Coca-Cola now puts caffeine content information on their cans. It looks something like this:

Internet says the FDA have been considering requiring caffeine labels, but I can’t tell if they’ve decided anything. I’m all for more labeling on packaged products like coke, and I’m surprised that Coke (and maybe Pepsi?) are going along with it without a fight. Like the beers that don’t tell you alcohol content, I would think that Coke wants customers to buy their products based on its crisp, refreshing taste rather than how much of your favorite drug they use.
I think carbon offsets are really dumb. I would like to ignore them, but they keep crossing my attention every once in a while for some reason. Yesterday Earth & Sky even brought them up in the form of an interview with Ken Caldeira, a climate scientist at Stanford University. I think carbon offsets are bad because they send the wrong message, providing a sort of environmental indulgence without encouraging conservation or any change in habits. Dr. Caldeira thinks they’re bad because they’re impossible to measure. So quit buying carbon offsets. They’re a scam.
Now that MARTA has completed the switch to Breeze cards, they’ve changed the gates to require a card tap to exit. The change was made yesterday, and there was some guy standing outside the North Springs exit with a bullhorn, repeating over and over that everyone must tap to exit. It seemed like kind of a mess. To further complicate matters, anyone who connects to MARTA from one of the non-MARTA bus services, like CCT or GRTA, won’t have the necessary transfers to get out, so a couple of the gates still let you out without a tap. One of those is the handicapped gate, of course, which I use when I have my bike, so I still forget to tap on the way out. Oh well.

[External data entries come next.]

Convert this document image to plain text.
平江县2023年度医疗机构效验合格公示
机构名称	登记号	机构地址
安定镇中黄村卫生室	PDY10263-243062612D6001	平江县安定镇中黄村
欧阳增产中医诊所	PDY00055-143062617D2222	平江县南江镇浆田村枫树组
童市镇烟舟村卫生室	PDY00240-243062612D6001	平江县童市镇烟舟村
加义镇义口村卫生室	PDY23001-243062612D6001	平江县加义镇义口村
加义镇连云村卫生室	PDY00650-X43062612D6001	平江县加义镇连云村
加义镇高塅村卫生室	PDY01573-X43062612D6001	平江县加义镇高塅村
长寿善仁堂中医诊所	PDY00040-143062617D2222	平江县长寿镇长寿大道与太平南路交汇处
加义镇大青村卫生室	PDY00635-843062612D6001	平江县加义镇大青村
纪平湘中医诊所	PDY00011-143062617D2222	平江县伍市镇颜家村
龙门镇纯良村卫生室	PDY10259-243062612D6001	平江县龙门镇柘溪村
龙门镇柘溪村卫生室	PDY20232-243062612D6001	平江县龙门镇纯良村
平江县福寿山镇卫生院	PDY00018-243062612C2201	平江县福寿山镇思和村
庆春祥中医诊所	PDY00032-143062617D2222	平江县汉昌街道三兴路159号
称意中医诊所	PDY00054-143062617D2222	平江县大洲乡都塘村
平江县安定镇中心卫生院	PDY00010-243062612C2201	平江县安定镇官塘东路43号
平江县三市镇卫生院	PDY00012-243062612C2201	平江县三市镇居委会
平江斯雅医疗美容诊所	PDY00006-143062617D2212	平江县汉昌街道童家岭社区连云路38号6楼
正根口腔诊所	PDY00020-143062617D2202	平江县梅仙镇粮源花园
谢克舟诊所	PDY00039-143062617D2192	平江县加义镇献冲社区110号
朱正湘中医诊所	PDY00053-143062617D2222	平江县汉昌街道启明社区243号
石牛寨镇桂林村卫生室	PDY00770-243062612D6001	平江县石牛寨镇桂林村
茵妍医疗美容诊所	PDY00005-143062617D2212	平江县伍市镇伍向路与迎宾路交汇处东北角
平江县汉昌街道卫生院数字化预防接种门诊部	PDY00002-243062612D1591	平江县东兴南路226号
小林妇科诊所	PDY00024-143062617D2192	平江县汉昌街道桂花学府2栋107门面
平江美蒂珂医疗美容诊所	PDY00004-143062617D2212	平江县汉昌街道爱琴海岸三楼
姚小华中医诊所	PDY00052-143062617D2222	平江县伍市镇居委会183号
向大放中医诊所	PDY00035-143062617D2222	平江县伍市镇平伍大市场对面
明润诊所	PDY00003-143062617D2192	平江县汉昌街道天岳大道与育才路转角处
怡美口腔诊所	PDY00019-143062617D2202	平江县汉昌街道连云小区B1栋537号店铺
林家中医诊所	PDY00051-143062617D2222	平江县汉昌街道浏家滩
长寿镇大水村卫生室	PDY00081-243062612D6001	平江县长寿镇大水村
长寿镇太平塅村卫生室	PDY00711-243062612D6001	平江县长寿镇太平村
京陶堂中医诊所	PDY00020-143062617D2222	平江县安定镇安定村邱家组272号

I’ve started working on a software project perhaps too ambitious, so I might as well write about it here and make my failure that much more spectacular. My parents stopped by last weekend and brought the presents they weren’t able to delivery on my birthday. These included an aloe plant descended from the one my grandfather failed to kill with years of neglect, some kitchen items that held fond spots in my childhood (a glass meatloaf pan, a cake pan shaped like cookie monster), DVDs of some SciFi channel show that turned out to be pretty decent, and a set of encyclopedia that I agreed to take for some reason. I haven’t figured out where to put the encyclopedia yet, but, as I do any time I try to rearrange my bookshelves, my thoughts have turned instead to cataloging.
I don’t have a huge number of books, probably fifty or so fiction and 75-100 or so textbooks and nonfiction. It’s not unmanageable, but I’m getting to the point where I can’t remember all of it. It would be nice to have some kind of database to store all of this stuff. Some people make a spreadsheet for this purpose. My parents maintain a Microsoft Access database. I, on the other hand, want to overengineer the hell out of this problem. I’ve looked into a few programs, and none of them do quite what I want. I want something that can lookup books on the Internet so I don’t have to type everything, something that can store whatever crazy fields I think of that the author didn’t, and something that can export its data out of whatever backend it uses into something more general, like XML or a flat file or something. While looking into programs, I also realized that there are other things I could store in a big database: CDs, DVDs, comic books, magazines, Hummel figurines. The possibilities could be endless! But I can’t find anything that does all of these things. So, like a crazy person, I’m going to try to make my own.
One other thing I didn’t like about the programs I’ve tried is that all of them use Amazon as their data source. Amazon is nice and all, but they have a lot of restrictions on what you can do with their data and how long you can keep it (all of which everyone ignores). I’d like the ability to add new data sources. One I’ve been looking into is the Library of Congress Z39.50 interface, which so far seems weird and hard to use. Hurray, a new protocol and set of libraries to learn. Wish me luck.